Picking an all-time XI for either one of Real Madrid and Atletico Madrid is hard enough, but pitting them together to make the ultimate super team? Near enough impossible.
The list of players who learned their trade, cemented their status in the football hall of fame or even finished off their trophy-littered careers in the Spanish capital is endless. Fortunately, the hard work has been done for you here at 90min, after endless hours of agonising, scrutinising and analysing of all the data under the sun.
Or, more realistically, we’ve just applied a bit of brain power and come up with the following team. Enjoy…
Iker Casillas is one of the greatest goalkeepers of all time and his trophy cabinet is absolutely heaving. Debut at 17, Champions League winner by 19 and over 500 appearances over 16 years – not a bad record, eh?
He had extraordinary cat-like reflexes and was a man-mountain in between the sticks (despite only being 6ft). All hail ‘San Iker.”
Former Real Madrid teammate Steve McManaman once described Michel Salgado as “the hardest person in the world…a genuine psychopath, even in training.”
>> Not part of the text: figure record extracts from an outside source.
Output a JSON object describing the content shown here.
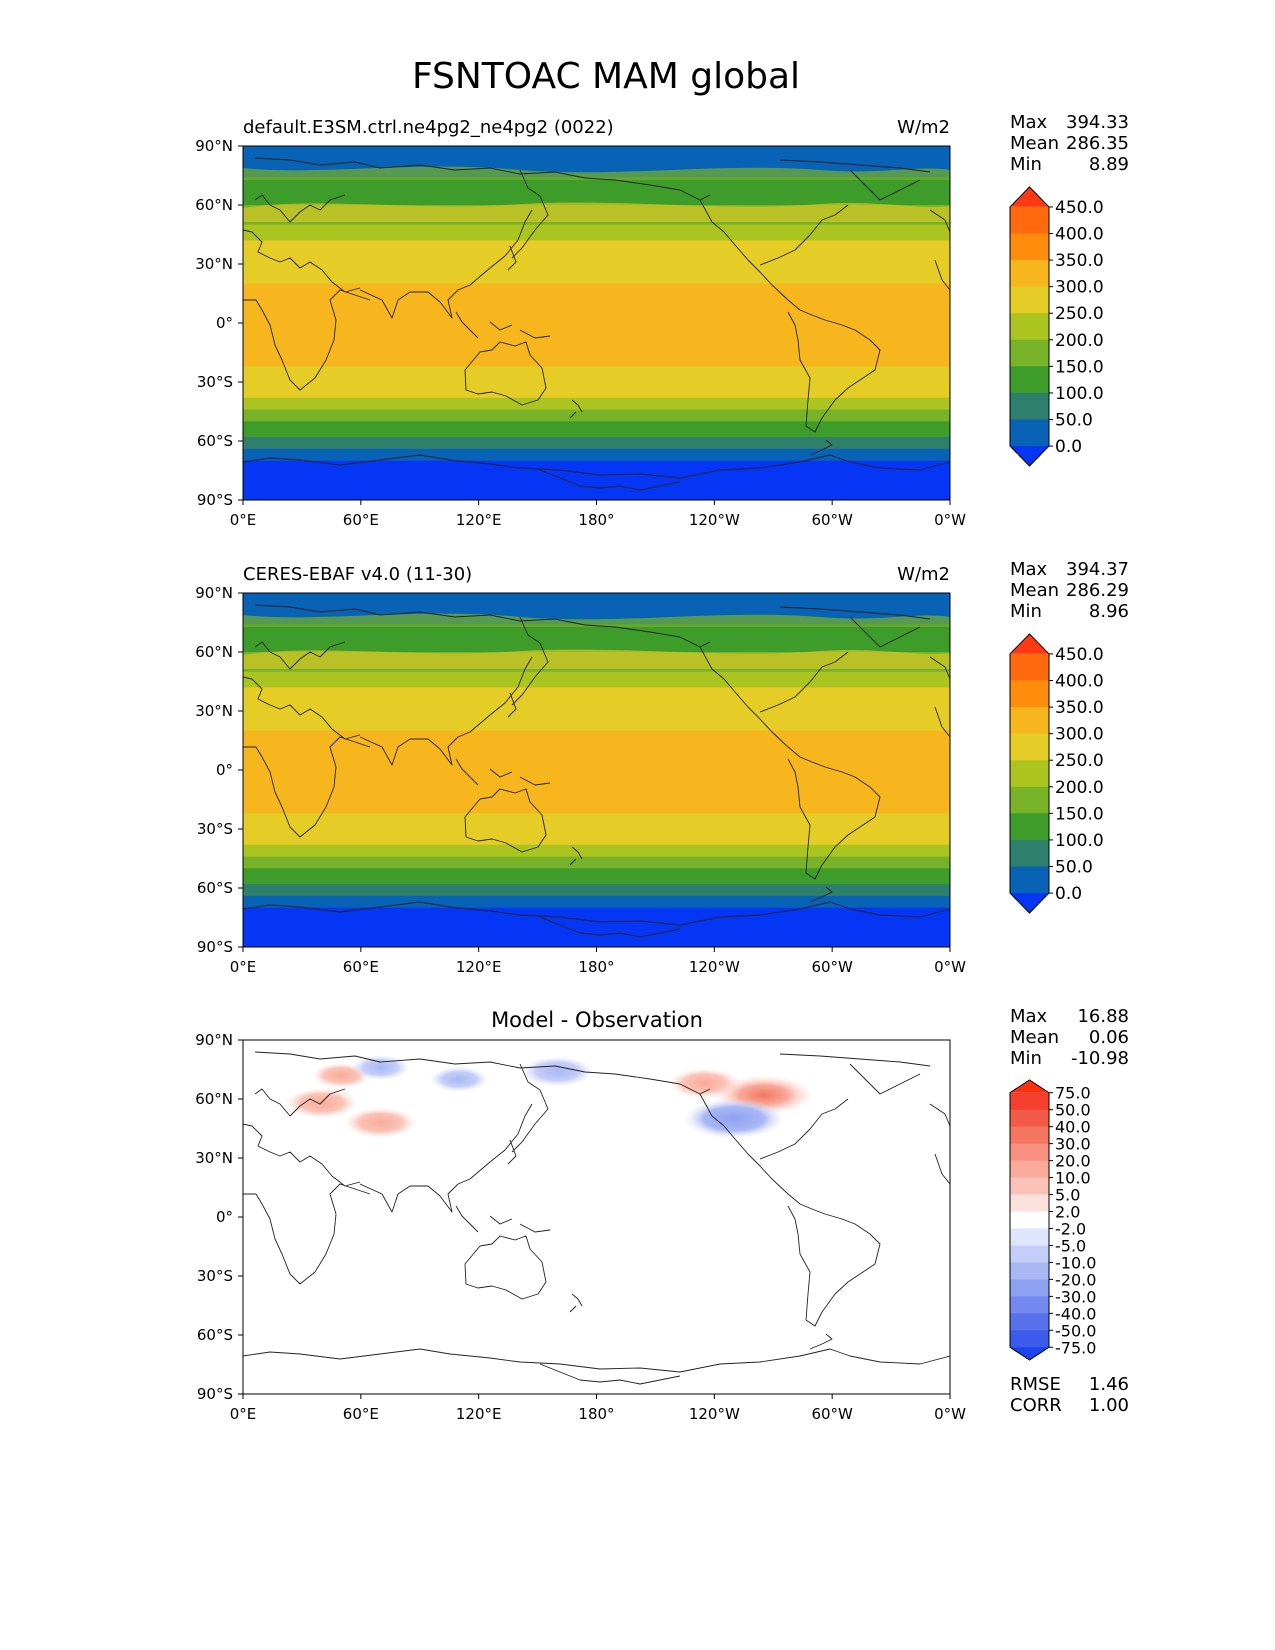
{
  "title": "FSNTOAC MAM global",
  "tick_labels": {
    "lat": [
      "90°N",
      "60°N",
      "30°N",
      "0°",
      "30°S",
      "60°S",
      "90°S"
    ],
    "lon": [
      "0°E",
      "60°E",
      "120°E",
      "180°",
      "120°W",
      "60°W",
      "0°W"
    ]
  },
  "stat_labels": {
    "max": "Max",
    "mean": "Mean",
    "min": "Min",
    "rmse": "RMSE",
    "corr": "CORR"
  },
  "panels": [
    {
      "title_left": "default.E3SM.ctrl.ne4pg2_ne4pg2 (0022)",
      "title_center": "",
      "units": "W/m2",
      "stats": {
        "max": "394.33",
        "mean": "286.35",
        "min": "8.89"
      },
      "colorbar": {
        "labels": [
          "450.0",
          "400.0",
          "350.0",
          "300.0",
          "250.0",
          "200.0",
          "150.0",
          "100.0",
          "50.0",
          "0.0"
        ],
        "colors": [
          "#ff3a12",
          "#ff6a0e",
          "#ff8c0a",
          "#f8b61e",
          "#e6cc26",
          "#acc420",
          "#78b228",
          "#3d9c2a",
          "#2e7f6c",
          "#0862b6",
          "#0536f6"
        ]
      }
    },
    {
      "title_left": "CERES-EBAF v4.0 (11-30)",
      "title_center": "",
      "units": "W/m2",
      "stats": {
        "max": "394.37",
        "mean": "286.29",
        "min": "8.96"
      },
      "colorbar": {
        "labels": [
          "450.0",
          "400.0",
          "350.0",
          "300.0",
          "250.0",
          "200.0",
          "150.0",
          "100.0",
          "50.0",
          "0.0"
        ],
        "colors": [
          "#ff3a12",
          "#ff6a0e",
          "#ff8c0a",
          "#f8b61e",
          "#e6cc26",
          "#acc420",
          "#78b228",
          "#3d9c2a",
          "#2e7f6c",
          "#0862b6",
          "#0536f6"
        ]
      }
    },
    {
      "title_left": "",
      "title_center": "Model - Observation",
      "units": "",
      "stats": {
        "max": "16.88",
        "mean": "0.06",
        "min": "-10.98"
      },
      "metrics": {
        "rmse": "1.46",
        "corr": "1.00"
      },
      "colorbar": {
        "labels": [
          "75.0",
          "50.0",
          "40.0",
          "30.0",
          "20.0",
          "10.0",
          "5.0",
          "2.0",
          "-2.0",
          "-5.0",
          "-10.0",
          "-20.0",
          "-30.0",
          "-40.0",
          "-50.0",
          "-75.0"
        ],
        "colors": [
          "#ff3010",
          "#f5402f",
          "#f45a48",
          "#f47560",
          "#f79080",
          "#f9aa9a",
          "#fbc3b7",
          "#fde1dc",
          "#ffffff",
          "#dfe6fb",
          "#c4cef8",
          "#a9b7f5",
          "#8ea0f2",
          "#7389ef",
          "#5872ec",
          "#3c5bea",
          "#1e44f2"
        ]
      }
    }
  ],
  "chart_data": {
    "type": "heatmap",
    "title": "FSNTOAC MAM global",
    "projection": "PlateCarree",
    "xlabel": "",
    "ylabel": "",
    "xlim": [
      0,
      360
    ],
    "ylim": [
      -90,
      90
    ],
    "xticks": [
      0,
      60,
      120,
      180,
      240,
      300,
      360
    ],
    "yticks": [
      90,
      60,
      30,
      0,
      -30,
      -60,
      -90
    ],
    "zonal_profile": {
      "lat": [
        90,
        80,
        74,
        68,
        60,
        50,
        42,
        34,
        20,
        0,
        -12,
        -22,
        -30,
        -38,
        -44,
        -50,
        -58,
        -64,
        -70,
        -90
      ],
      "model": [
        60,
        70,
        150,
        175,
        220,
        260,
        300,
        330,
        360,
        365,
        355,
        320,
        300,
        260,
        230,
        180,
        130,
        90,
        30,
        20
      ]
    },
    "series": [
      {
        "name": "default.E3SM.ctrl.ne4pg2_ne4pg2 (0022)",
        "units": "W/m2",
        "max": 394.33,
        "mean": 286.35,
        "min": 8.89
      },
      {
        "name": "CERES-EBAF v4.0 (11-30)",
        "units": "W/m2",
        "max": 394.37,
        "mean": 286.29,
        "min": 8.96
      },
      {
        "name": "Model - Observation",
        "max": 16.88,
        "mean": 0.06,
        "min": -10.98,
        "rmse": 1.46,
        "corr": 1.0,
        "anomalies": [
          {
            "lon": 40,
            "lat": 58,
            "value": 10
          },
          {
            "lon": 70,
            "lat": 48,
            "value": 10
          },
          {
            "lon": 50,
            "lat": 72,
            "value": 5
          },
          {
            "lon": 110,
            "lat": 70,
            "value": -5
          },
          {
            "lon": 160,
            "lat": 74,
            "value": -10
          },
          {
            "lon": 70,
            "lat": 76,
            "value": -5
          },
          {
            "lon": 235,
            "lat": 68,
            "value": 10
          },
          {
            "lon": 265,
            "lat": 62,
            "value": 20
          },
          {
            "lon": 250,
            "lat": 50,
            "value": -20
          }
        ]
      }
    ]
  }
}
If you add that to his decade-long stint at Real, re-defining how a right-back should play and holding aloft four La Liga trophies and two Champions Leagues, he owns the right-back spot.
Much of Atlético’s resurgence can be filtered back to the steady foundations of Diego Godin, who matured into one of the world’s best centre-backs after joining from Villarreal in 2010.
Diego Simeone’s defensive management style blended seamlessly with Godin’s aggressive style of play, and he was also sold in the air and not afraid to get stuck in. Add in the surprise element of bursting through with the ball and he was borderline untouchable at times.
He really is like Marmite, Sergio. The master of the dark-arts, win-at-all-costs, ultimate sh*thouse. But he’s Real’s beloved sh*thouse.
A force of nature during his time at Madrid, Ramos has won a lot of trophies in the capital, and when the dust settles, he’ll be remembered as one of the best pound-for-pound central defenders in world football.
It’s pretty sad that there is a generation of football fans who won’t have seen Roberto Carlos don the all-white strip, because that left peg must be worth a fortune.
Former Real Madrid coach Vicente del Bosque once said, “Roberto Carlos can cover the entire [left] wing all on his own,” – indicative of just how attack minded he was. Then again, he didn’t often need to defend given the calibre of player around him, and boy could he hit a set piece.
The only thing that needs justifying here is the decision to put Ronaldo, one of the greatest left wingers and forwards of all time, out on the right.
Luckily, it’s a position he’s more than familiar with, and rather than giving a tired old opinion of why he’s so good, we’ll allow the late, great George Best to do the honours. “There have been a few players described as the new George Best over the years, but this is the first time it’s been a compliment to me,” the Northern Irishman said.
Adelardo is plausibly Atlético’s best ever midfielder, holding the club record for appearances to this day with 551 – earned during a 17-year spell in the capital between 1959 and 1976.
One of the most complete midfielders, he combined skill, commitment, nous and a knack for goalscoring to stand head and shoulders above those who played alongside him.
It’s 2002, Zinedine Zidane’s only just balding and he’s sporting those gorgeous predators. Oh, when life was simple.
Not only was the Frenchman was a pure joy to watch, his ability to create space from nowhere seemed almost impossible. Wore his predator boots like two silk slippers, carefully moulded to his feet so he could pluck a ball straight from the clouds.
Paulo Futre became a bonafide legend at Atlético during his six seasons at the club, thanks to his explosive pace, insane dribbling skills and ability to twist and turn on a sixpence.
He even attained comparisons to Maradona, owing to their similar stature, and it was easy to see why he’s remembered as a generational talent in Portugal during the late 80s/early 90s.
Ferenc Puskás’ Real Madrid career unfortunately came before most people’s time, but the fact his legacy still stands is testament to how wonderful a player he was.
Joining Real Madrid in 1957 at the grand old age of 31, Puskás scored four-hat tricks in just his first season. He won La Liga five years in a row from 1961 to 1966, scoring a total of 82 goals over that period. Not surprising the most beautiful goal award is now named after him, eh?
Sometimes in life, things are just meant to be. You know, they just click. Fernando Torres was made for Atlético Madrid and Atlético Madrid was made for Fernando Torres.
Atlético’s prodigy, native son and folk hero played a total of 404 times for Los Rojiblancos and is a shining example of the notion that trophies aren’t everything, El Niño only won the Segunda División and the Europa League in Madrid, but that didn’t phase him one bit.